The PAS support amounted to 2.01 million or 16.88% of total votes cast, an increase compared with 1.63 million votes or 14.78% in 2013.
What the rise of Pakatan means is that the urban Malay voters had elected for a change of government and improvements in economic livelihood rather than voting along religious affiliations.
The non-Malay vote, on the other hand, were put off by PAS push for hudud laws and were uncomfortable with Umno’s flirting with PAS on areas touching on religion.
Third, what this general election has done is to bring more new faces and talent into the political arena.
One of the weaknesses of multi-party politics is that under conditions of uncertainty, the tendency was to rely on recycled politicians, rather than experiment with younger professionals.
The new government has the opportunity to engage in generational renewal by bringing in younger leaders from more diverse backgrounds into positions of authority on change at all levels.

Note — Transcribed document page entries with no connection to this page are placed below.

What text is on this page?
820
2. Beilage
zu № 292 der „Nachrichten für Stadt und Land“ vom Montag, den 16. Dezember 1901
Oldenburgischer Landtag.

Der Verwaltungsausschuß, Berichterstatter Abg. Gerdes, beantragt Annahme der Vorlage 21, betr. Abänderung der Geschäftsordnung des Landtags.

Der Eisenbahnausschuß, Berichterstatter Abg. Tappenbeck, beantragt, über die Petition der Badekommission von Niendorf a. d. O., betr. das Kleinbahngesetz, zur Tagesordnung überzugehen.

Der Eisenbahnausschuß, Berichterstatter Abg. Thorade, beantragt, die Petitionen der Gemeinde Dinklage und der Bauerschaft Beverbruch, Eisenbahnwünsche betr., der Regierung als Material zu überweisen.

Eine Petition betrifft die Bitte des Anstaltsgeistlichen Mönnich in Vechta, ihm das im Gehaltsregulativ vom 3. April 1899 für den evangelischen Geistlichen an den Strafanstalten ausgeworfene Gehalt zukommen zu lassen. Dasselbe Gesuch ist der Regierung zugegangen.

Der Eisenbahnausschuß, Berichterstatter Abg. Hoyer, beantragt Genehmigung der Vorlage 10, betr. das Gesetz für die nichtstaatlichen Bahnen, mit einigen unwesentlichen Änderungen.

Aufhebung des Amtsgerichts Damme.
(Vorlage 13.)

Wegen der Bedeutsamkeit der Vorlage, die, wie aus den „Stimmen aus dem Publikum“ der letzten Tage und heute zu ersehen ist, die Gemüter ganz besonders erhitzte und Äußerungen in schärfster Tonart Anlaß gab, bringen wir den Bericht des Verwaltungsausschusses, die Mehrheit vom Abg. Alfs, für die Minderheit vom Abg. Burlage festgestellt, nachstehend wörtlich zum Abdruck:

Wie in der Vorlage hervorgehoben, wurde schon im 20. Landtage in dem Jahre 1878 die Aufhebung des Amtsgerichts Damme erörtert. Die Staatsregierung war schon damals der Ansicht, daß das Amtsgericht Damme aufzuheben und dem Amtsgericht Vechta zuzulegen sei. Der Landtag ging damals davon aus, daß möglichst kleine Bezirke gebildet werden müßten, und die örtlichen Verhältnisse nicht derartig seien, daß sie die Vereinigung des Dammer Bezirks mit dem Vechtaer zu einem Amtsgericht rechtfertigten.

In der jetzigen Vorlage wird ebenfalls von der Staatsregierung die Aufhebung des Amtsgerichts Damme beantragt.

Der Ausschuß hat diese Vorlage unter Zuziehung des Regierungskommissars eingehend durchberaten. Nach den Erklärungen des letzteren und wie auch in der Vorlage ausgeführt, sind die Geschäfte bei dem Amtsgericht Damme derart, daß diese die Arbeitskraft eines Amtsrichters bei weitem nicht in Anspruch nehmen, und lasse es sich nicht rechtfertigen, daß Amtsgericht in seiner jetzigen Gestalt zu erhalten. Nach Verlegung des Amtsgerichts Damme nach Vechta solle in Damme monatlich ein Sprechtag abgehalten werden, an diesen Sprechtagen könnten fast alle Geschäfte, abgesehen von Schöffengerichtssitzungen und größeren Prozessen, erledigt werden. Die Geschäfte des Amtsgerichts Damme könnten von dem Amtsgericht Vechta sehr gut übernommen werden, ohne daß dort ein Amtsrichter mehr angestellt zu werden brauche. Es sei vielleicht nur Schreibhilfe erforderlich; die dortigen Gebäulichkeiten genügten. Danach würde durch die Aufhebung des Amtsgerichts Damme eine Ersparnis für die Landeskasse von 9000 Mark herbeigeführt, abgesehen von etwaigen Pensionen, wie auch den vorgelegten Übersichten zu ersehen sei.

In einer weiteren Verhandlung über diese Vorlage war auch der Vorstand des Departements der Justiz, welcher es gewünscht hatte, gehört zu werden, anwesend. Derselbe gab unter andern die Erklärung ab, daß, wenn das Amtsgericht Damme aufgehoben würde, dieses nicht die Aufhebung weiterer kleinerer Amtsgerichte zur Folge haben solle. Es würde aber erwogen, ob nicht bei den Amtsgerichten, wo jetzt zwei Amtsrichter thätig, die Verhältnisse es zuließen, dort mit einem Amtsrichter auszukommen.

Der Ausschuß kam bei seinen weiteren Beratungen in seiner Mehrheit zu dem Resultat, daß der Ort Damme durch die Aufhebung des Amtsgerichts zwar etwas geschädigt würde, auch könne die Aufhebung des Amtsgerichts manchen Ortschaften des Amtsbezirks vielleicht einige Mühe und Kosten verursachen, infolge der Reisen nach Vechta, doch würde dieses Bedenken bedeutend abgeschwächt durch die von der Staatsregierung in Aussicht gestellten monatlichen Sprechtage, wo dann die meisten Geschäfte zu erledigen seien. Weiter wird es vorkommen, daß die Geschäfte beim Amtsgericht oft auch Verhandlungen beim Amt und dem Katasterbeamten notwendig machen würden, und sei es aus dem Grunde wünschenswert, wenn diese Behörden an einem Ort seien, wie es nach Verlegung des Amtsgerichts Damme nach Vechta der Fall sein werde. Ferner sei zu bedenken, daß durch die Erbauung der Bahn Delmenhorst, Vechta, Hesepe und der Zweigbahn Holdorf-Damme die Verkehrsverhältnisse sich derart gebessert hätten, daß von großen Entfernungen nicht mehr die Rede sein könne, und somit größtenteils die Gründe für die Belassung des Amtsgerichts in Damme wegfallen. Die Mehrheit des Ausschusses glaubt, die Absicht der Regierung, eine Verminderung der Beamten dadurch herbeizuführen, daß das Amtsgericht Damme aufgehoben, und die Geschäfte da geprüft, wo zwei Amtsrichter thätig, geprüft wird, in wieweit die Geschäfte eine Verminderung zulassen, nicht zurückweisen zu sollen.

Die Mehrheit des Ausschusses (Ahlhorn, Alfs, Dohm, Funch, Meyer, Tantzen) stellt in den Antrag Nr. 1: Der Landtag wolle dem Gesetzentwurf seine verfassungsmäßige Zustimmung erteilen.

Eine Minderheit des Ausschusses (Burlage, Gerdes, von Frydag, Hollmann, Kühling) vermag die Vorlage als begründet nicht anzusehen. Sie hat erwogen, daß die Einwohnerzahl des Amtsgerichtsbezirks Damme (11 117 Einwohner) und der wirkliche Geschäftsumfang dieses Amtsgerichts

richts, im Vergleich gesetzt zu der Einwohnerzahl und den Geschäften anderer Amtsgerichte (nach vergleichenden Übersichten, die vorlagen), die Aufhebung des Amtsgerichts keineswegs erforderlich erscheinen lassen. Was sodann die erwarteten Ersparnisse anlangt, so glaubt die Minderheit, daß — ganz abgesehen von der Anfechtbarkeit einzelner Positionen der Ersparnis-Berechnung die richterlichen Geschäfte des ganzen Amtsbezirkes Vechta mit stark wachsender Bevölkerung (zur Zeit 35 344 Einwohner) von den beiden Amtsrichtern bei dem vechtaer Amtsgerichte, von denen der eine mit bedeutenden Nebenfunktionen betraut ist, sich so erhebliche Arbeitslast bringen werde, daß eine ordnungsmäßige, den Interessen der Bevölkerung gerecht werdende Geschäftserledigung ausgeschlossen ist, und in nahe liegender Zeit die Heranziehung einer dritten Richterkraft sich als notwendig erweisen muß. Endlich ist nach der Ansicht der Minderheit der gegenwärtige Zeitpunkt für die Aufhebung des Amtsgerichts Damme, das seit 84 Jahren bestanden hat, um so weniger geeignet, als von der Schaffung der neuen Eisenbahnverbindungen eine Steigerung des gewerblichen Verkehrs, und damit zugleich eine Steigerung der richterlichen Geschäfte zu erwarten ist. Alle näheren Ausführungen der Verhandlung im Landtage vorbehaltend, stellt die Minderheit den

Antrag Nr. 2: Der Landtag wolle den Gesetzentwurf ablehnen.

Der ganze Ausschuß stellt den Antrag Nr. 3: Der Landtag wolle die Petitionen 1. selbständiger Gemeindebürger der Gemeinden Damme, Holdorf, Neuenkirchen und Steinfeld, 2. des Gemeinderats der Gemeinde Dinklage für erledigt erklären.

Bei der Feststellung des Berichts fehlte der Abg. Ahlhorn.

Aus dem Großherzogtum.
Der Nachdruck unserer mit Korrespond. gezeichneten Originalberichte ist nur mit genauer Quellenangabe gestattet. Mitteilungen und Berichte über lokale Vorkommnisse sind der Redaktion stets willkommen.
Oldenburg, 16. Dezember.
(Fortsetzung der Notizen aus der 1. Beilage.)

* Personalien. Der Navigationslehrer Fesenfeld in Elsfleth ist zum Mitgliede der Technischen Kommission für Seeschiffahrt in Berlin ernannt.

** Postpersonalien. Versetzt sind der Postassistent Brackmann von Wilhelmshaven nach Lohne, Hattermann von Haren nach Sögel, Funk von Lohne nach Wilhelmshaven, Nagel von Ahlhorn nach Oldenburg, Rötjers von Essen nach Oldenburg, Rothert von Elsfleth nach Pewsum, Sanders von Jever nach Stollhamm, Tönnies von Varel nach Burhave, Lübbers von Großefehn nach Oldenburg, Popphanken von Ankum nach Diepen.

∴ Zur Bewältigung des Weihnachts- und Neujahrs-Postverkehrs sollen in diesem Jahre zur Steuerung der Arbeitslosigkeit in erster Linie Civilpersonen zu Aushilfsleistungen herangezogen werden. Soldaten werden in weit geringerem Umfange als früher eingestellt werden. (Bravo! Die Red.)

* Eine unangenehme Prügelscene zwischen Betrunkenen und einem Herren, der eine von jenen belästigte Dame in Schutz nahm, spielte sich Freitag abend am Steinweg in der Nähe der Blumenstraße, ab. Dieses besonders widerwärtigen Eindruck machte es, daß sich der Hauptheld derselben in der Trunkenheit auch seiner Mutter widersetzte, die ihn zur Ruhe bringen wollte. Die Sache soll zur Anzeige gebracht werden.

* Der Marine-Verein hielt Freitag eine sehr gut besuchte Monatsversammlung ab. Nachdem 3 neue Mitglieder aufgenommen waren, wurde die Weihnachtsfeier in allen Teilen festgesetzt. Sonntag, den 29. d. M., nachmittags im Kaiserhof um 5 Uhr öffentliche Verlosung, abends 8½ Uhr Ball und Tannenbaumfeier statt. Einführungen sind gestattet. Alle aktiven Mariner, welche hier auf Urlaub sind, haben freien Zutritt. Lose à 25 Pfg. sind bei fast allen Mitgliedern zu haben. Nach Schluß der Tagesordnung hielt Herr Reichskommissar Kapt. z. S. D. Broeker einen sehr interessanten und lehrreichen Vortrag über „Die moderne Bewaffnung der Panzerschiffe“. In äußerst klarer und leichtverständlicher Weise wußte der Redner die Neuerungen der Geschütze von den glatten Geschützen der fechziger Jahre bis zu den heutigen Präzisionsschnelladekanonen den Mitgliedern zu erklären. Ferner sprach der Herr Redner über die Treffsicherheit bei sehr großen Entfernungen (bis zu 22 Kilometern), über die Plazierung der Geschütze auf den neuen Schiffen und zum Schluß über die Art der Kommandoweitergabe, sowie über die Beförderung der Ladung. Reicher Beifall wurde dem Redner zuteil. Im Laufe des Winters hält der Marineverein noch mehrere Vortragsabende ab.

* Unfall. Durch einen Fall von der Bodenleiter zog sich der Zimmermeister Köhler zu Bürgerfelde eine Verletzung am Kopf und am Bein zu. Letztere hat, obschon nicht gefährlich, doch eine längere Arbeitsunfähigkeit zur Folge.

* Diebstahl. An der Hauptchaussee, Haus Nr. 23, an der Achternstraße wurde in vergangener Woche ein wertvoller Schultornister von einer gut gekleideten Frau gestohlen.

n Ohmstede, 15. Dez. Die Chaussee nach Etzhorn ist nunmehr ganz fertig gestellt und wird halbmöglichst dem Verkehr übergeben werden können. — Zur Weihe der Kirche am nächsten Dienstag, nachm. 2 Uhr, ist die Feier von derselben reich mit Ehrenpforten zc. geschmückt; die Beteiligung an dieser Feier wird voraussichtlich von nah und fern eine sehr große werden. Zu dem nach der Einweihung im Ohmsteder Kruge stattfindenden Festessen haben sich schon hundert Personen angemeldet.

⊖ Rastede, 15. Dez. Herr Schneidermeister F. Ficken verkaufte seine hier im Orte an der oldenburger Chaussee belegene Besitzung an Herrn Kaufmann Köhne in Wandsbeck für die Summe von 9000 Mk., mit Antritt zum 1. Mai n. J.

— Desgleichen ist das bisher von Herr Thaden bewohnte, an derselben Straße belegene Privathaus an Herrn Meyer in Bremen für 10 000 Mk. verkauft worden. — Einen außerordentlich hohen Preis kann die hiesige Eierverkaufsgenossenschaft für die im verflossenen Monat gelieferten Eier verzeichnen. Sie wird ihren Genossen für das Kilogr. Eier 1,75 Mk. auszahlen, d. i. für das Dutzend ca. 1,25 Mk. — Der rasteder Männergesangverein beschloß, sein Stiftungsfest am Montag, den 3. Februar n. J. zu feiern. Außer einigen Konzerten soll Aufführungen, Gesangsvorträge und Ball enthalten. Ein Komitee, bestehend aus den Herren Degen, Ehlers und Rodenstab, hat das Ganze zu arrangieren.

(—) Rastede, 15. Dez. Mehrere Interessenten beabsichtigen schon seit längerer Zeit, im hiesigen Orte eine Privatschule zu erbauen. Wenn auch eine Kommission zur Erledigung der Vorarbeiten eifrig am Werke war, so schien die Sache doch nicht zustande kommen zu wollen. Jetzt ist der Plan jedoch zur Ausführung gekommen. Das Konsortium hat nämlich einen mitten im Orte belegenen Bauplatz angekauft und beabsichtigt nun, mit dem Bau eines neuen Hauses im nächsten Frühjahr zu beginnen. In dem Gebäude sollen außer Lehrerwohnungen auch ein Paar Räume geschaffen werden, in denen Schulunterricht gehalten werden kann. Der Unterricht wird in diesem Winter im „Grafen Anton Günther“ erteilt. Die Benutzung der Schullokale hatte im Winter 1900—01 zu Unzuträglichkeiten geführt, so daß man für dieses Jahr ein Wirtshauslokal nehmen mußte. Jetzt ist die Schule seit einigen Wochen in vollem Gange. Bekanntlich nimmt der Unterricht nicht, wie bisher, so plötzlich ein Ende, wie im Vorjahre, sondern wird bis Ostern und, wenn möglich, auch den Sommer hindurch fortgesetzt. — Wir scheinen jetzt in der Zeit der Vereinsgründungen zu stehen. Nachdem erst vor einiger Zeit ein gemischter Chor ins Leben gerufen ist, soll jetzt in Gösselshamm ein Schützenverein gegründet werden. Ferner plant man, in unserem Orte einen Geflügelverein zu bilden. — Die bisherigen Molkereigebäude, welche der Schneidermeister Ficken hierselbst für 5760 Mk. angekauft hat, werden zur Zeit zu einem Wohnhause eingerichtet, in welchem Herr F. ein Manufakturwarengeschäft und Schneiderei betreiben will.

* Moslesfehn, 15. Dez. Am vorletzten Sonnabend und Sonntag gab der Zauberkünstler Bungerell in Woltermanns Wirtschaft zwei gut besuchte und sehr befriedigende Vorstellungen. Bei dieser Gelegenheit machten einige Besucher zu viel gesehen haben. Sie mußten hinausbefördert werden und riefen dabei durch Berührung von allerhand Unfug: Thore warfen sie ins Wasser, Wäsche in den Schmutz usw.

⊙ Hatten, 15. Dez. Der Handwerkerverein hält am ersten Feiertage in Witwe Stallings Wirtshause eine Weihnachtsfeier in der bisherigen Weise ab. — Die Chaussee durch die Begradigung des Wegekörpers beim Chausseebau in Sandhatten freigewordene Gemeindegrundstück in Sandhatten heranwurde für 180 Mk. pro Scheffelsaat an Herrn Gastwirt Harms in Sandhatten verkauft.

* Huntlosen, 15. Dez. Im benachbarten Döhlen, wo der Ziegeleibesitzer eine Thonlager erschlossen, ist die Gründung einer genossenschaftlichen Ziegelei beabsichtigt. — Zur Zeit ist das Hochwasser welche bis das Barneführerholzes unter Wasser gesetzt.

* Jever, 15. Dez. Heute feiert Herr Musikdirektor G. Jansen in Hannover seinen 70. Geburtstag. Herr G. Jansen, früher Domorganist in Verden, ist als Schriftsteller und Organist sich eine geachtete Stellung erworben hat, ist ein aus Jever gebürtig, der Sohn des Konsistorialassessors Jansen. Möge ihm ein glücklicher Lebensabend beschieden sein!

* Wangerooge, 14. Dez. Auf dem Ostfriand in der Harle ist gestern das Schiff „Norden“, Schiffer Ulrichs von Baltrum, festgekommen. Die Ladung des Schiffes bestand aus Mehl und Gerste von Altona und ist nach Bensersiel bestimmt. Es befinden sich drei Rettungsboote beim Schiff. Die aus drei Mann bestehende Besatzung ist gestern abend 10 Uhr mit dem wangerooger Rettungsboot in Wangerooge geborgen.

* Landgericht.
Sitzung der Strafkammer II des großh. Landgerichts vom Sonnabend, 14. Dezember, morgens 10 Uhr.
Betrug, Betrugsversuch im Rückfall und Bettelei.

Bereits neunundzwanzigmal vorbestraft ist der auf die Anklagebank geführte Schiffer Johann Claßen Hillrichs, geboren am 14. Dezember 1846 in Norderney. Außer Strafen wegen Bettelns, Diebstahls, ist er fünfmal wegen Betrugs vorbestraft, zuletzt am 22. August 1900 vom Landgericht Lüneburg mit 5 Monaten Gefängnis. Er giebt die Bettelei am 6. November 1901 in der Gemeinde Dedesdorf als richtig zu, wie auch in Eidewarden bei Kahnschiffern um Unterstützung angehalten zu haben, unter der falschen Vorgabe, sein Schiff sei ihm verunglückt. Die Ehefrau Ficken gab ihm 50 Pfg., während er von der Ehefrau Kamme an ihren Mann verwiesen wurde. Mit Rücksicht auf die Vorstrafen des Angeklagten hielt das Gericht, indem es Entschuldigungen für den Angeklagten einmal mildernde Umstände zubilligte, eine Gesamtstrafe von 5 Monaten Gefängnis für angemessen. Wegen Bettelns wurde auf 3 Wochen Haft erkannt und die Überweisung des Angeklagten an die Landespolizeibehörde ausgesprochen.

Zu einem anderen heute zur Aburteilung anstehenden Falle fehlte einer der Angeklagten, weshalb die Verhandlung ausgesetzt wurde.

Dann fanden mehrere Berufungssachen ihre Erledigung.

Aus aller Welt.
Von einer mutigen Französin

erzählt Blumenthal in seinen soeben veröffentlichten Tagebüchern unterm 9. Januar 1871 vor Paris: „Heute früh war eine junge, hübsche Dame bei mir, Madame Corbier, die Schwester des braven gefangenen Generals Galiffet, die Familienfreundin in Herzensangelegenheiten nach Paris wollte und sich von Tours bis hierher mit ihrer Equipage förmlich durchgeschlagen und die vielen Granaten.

Time is of the essence, as Dr Mahathir has promised to stay on as Prime Minister for two years, before passing the baton to Anwar who will be 73 by then.
Nothing would signal more the restoration of the rule of law than the immediate release of Anwar from jail.
To safeguard his legacy, Dr Mahathir has now an unique and historic opportunity to address many of the issues that festered when he was Prime Minister for the first time. If the rule of law has weakened, it was partly because of the controversial steps he took to intervene in the legal institutions in the 1980s.
He needs to strengthen the very institutions that protect the rule of law which he now upholds.
On the economic front, he has inherited an economy that has grown by 5.9% last year, but as the saying goes, the GDP numbers look good, but the people feel bad.
With oil prices back up to over US$70 per barrel, and Malaysia as a net energy exporter, the economic winds are favourable for making the necessary tough reforms.
Cutting GST may be popular, but one has to look closely at the fiscal situation more prudently for the long haul.
How to create good jobs in an age of robotics, even as more youth enter the labour force, is a pressing challenge not just for Malaysia, but throughout the developing world.
On the foreign affairs front, Malaysia will have to navigate between the growing tensions between the United States and China.
Given his feisty style, Dr Mahathir has not been known to mince his words about what he thinks about the South China Sea or for that matter, where Malaysia stands as a leading voice in the South.
In her unique way, Malaysia has voted for a generational change, but with the oldest leader managing that transition. Most new governments find very short political honeymoons, as expectations are now high on delivery. It is always easier to oppose than to propose and implement.
How smoothly that transition occurs will have huge impact not only on Malaysians, but the region as a whole.
Andrew Sheng writes on global issues from an Asian perspective.